Extending from this, the authors define mechanisms by which incentives and preferences interact. Under a state-dependent mechanism, the situation, environment, or way (e.g. the state) in which an incentive is administered can alter preferences in three ways:
- Bad news – the incentive provides information about those administering the incentive (the principal).
- Moral disengagement – the incentive ‘crowds out’ moral values; in the absence of an incentive individuals rely on moral preferences.
- Control aversion – Incentives compromise self-determination; people do not like being manipulated and wish to be treated with dignity and autonomy.
All three cases are relevant to health policy, but, perhaps, it is the last that may have the largest effect.

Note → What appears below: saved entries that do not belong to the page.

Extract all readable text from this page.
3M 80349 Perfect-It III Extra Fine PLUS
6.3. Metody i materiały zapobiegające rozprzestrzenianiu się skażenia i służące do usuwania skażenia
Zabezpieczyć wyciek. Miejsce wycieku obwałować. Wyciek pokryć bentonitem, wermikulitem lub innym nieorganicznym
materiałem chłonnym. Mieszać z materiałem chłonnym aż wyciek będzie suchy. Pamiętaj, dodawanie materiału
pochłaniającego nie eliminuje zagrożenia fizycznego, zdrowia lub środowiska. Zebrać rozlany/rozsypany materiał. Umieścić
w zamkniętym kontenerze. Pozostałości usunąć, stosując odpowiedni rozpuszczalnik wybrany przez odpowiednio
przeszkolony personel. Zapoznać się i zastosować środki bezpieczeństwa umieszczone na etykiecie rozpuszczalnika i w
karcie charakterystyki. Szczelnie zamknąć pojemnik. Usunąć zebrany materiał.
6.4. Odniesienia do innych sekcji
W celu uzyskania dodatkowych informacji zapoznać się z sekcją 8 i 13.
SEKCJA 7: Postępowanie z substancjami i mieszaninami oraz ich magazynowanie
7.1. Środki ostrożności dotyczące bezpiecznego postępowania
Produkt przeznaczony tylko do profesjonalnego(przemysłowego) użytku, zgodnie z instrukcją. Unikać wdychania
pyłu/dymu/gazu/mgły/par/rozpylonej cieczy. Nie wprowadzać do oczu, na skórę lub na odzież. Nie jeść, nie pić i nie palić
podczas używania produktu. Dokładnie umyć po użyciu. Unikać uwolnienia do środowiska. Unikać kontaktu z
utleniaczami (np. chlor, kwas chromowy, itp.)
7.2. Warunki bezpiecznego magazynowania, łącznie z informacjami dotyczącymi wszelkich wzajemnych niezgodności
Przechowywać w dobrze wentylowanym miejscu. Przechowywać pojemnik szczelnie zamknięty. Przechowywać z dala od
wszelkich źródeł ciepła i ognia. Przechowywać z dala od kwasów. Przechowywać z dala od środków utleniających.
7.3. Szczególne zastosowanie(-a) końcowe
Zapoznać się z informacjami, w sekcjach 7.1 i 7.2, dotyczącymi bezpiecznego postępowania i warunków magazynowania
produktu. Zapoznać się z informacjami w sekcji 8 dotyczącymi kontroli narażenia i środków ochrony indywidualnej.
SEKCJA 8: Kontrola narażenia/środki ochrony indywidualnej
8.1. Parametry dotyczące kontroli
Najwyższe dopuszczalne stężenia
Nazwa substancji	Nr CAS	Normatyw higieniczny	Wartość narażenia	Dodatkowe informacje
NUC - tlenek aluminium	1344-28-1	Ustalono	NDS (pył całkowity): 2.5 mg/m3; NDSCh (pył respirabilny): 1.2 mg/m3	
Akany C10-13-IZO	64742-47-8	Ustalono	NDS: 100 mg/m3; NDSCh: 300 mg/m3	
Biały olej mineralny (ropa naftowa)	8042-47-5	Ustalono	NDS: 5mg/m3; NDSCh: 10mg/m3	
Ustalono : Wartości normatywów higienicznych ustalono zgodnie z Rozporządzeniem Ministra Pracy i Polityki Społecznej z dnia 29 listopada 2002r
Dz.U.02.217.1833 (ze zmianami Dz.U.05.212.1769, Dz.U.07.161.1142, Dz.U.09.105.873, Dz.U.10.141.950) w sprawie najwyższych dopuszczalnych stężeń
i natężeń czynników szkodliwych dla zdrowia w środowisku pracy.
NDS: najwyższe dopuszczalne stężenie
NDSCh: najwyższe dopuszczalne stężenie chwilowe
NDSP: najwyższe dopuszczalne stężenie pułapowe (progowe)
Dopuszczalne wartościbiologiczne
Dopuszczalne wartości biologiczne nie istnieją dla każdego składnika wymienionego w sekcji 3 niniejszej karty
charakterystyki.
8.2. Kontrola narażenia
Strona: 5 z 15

There are frequent attempts to provide incentives to manipulate the diet and drinking and smoking habits of individuals. Fast food and fizzy drinks taxes have been proposed frequently (e.g. here and here). A purely rational homo economicus would respond accordingly to these taxes and adjust her preferences in accordance with the differing marginal cost. But, these taxes may be viewed as a dictation of behaviour from a political class without regard or understanding for choices or preferences for those from different backgrounds and the response may be to do exactly the opposite. Similarly, an imposition of a Pigouvian tax may lead to moral disengagement as the tax and market act as a substitute for social responsibility to protect health.
Incentives may alter preference acquisition in the long-term as they influence economic rewards and social status of those with different preferences. The economic structure of a society has been shown to affect parental child rearing values, personality traits, and developmental influences (Bowles, 1998). From a broader, political economic perspective, the economic structure of society also provides the opportunities, objectives and constraints under which state managers operate. They have to balance both trying to improve public health with the necessity for electoral success (other self-interested motives notwithstanding). The economic structure which leads to preferences among the poor for health-related behaviours that generally have a negative aggregate effect on public health is the same economic structure that leads state managers using taxes and fines to both provide incentives to alter health-related preferences but also to shift the burden of the net result of those preferences onto those individuals. But, for the aforementioned reasons, including social position and wealth, these incentives may just replicate the same socioeconomic conditions that may have led to the acquisition of those preferences in the first place.
Incentives could also have a crowding-in effect; amplifying already existing social preferences. However, understanding when this is the case is very difficult ex ante. Bowles and Polania-Reyes conclude their study with the following:
The policy package of which the incentives are part should let the target understand that the desired modification in her actions will serve to implement an outcome that is socially beneficial so that the target is more likely to endorse the purpose of the incentive, rather than being offended by it as either unjust or a threat to her autonomy or in some other way reflecting badly on the intentions of the planner.
What is also clear is that, particularly in the case of health policy, creating a distinction between an economic world and a non-economic social and political world, as is the case in much of neoclassical economics, may serve as a hindrance to understanding and implementing effective policy.